W: Como é financiado este projecto?
Luís Afonso: A revista é financiada pelo coletivo editorial que escreve para a revista de forma gratuita. Os poucos custos que temos são suportados por todos. O tempo de todos, precioso nos dias que correm, é apenas recompensado pelos comentários de quem nos lê. Como não existe nenhuma revista de fotografia nacional (nem me parece que exista espaço para alguma) não tenho qualquer problema de consciência em partilhar este conteúdo de forma gratuita, pois não estarmos a ocupar o espaço de ninguém. O fato de não conseguir pagar a quem escreve já é outra história, mas é o que temos neste momento. Talvez um dia arranjemos apoios ou um modelo financeiro que o possibilite. Por enquanto, não.

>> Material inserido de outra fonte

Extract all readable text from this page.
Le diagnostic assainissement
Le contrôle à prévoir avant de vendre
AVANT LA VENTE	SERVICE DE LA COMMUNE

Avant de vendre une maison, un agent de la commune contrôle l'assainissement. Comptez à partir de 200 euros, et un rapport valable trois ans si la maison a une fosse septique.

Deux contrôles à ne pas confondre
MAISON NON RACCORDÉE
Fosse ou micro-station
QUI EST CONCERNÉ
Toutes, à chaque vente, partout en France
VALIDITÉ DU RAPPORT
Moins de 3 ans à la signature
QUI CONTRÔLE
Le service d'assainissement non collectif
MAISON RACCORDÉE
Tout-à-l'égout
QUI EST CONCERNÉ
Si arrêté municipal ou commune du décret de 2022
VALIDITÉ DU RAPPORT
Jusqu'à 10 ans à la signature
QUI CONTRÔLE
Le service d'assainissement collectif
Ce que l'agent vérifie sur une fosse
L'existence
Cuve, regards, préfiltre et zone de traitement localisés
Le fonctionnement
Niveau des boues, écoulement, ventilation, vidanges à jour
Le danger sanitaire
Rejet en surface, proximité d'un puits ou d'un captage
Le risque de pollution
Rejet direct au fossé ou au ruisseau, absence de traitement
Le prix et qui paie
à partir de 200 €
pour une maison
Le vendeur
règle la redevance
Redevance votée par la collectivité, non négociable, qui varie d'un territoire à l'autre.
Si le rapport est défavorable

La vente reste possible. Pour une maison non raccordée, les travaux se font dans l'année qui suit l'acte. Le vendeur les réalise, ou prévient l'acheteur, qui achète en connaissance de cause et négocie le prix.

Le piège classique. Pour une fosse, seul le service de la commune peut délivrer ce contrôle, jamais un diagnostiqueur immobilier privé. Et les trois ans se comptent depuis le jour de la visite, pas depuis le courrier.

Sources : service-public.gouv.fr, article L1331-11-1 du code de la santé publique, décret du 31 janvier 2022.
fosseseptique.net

Luís Afonso é um fotógrafo profissional que se dedica principalmente à paisagem e ao mundo natural. É também um apaixonado por orquídeas silvestres e fez o registo fotográfico das plantas conhecidas deste grupo que se encontram no Parque Natural das Serras de Aire e Candeeiros – ao todo, retratou cerca de 40 orquídeas diferentes, incluindo híbridos e variações de cor.
Em 2022 venceu o primeiro lugar na categoria de Paisagem da edição internacional do Wiki Loves Earth, com uma fotografia da Praia do Abano, no Parque Natural de Sintra-Cascais.